El fondo de los milagros

Álvaro Cunqueiro es un autor tan completo en sí mismo que ni siquiera necesita proclamarse escritor. Diríamos que lo suyo está más cerca de ser una literatura, la anatomía de un lenguaje entero, que es la forma de hacer que las cosas que se cuentan sean más verdad y menos moda. 

Lo dijo ayer bien el poeta y académico Pere Gimferrer en la Biblioteca Nacional de Madrid: «Pocos escritores en la literatura española de la segunda mitad del siglo XX han tenido una potencia expresiva y verbal tan extraordinaria». Estaba Gimferrer junto a César Antonio Molina y el presidente de la Xunta de Galicia, Alberto Núñez Feijóo, presentando un volumen sorpresivo y delirante de prosas de Cunqueiro: De santos y milagros, coordinado por Xosé Antonio López Silva y publicado por la Fundación Banco Santander. 

Es la recuperación y puesta en limpio de 138 artículos publicados en El faro de Vigo, La Vanguardia, La Voz de España, Aire Azul, Misión y Catolicismo. El repertorio de cabeceras es fastuoso, casi un relato en sí mismo. Además de siete relatos que Cunqueiro escribió con el seudónimo de Álvaro Labrada. 

En estos textos hay un pulso extraño que tiene que ver con la pasión de este hombre por el milagreo, por el santoral y su road movie benemérita, por la magia, por lo extraño, por todo aquello que ya un palmo fuera de Galicia es exactamente lo gallego. «Estos temas eran esenciales en el imaginario creador de Álvaro Cunqueiro», señala César Antonio Molina. «Todo aquello que tuviera que ver con lo inexplicable, con el misterio o con lo sorprendente le seducía mucho. Igual que le sucedía a Yeats con la tradición céltica de Irlanda». Es algo así como querer que el sueño de otro se ponga a dormir en ti, echado por dentro de los ojos. 

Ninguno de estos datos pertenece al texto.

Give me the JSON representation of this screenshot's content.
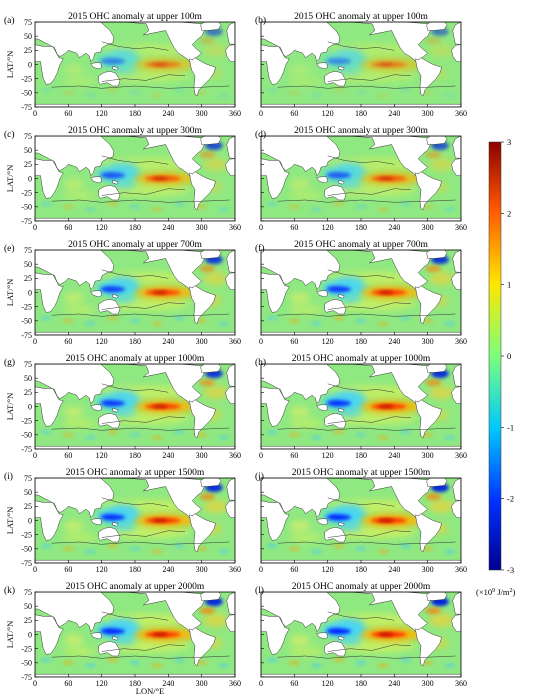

Hay en estos textos, muchos desaparecidos desde que fueran publicados a partir de los años 40, una erudición de florestas y símbolos, de invasiones y hermosas abadesas con jeta de aldeanas normandas, algo infinitamente hermoso en la forma de contarlo y otro tanto de rebeldía lógica en la forma de mirarlo. Cunqueiro era un raro con cierto arraigo claro en lo desconocido. 

De todo lo aquí recuperado, López Silva destaca la importancia de los artículos publicados en la revista catolicismo, que habían pasado desapercibidos para la crítica. «Y cuando los lees comprendes que son muy importantes para el conocimiento de la actividad literaria del escritor a partir de la retirada del carné de periodista en 1944.

Permiten comprender mejor la elaboración de su obra posterior en lengua castellana y gallega». En las que indistintamente escribió: Un hombre que se parecía a Orestes o Si o vello Simbad volvesa ás illas, entre otras novelas. Entre miles de artículos. Entre obras de teatro. Entre poemas. 

Y da igual que hable de San Leandro o del demonio. De los lobos o de los búhos. Lo que queda aquí es un escritor de perfiles raros. Un tipo distinto. «En él podemos leer más literatura que en muchos de los libros que se publicaron en su tiempo», ataja Gimferrer. «Dentro de las familias de escritores están los que escriben siempre el mismo libro, como sucede con Pla. Y están los que escriben siempre la misma página: y en esto, quizá sólo en esto, Cunqueiro se emparenta con Borges». 

En estos artículos consigue hacer razonable hasta un milagro. O conferir una dosis de gimnasia sobrenatural a las alquimias de un manciñeiro para atajar una torcedura de inmediato, que de salvar el alma siempre hay tiempo. El de Cunqueiro es un realismo al que le crecen los pies y se va andando por delante. Un realismo entusiasmado y distraído, como apuntó él mismo. Cunqueiro no está muerto, quizá mal enterrado. Y aquí a los que les entablillan mal la caja salen cualquier día, se aúpan sobre lo real, con algo de fantástico y algo de sentimental, y a fuerza de escribir llegan a palabras como estas: Ella tenía un alma sencilla llena de puntas de dedos/ y en el blanco de los ojos llevaba un horizonte de tangos/ de acordeón.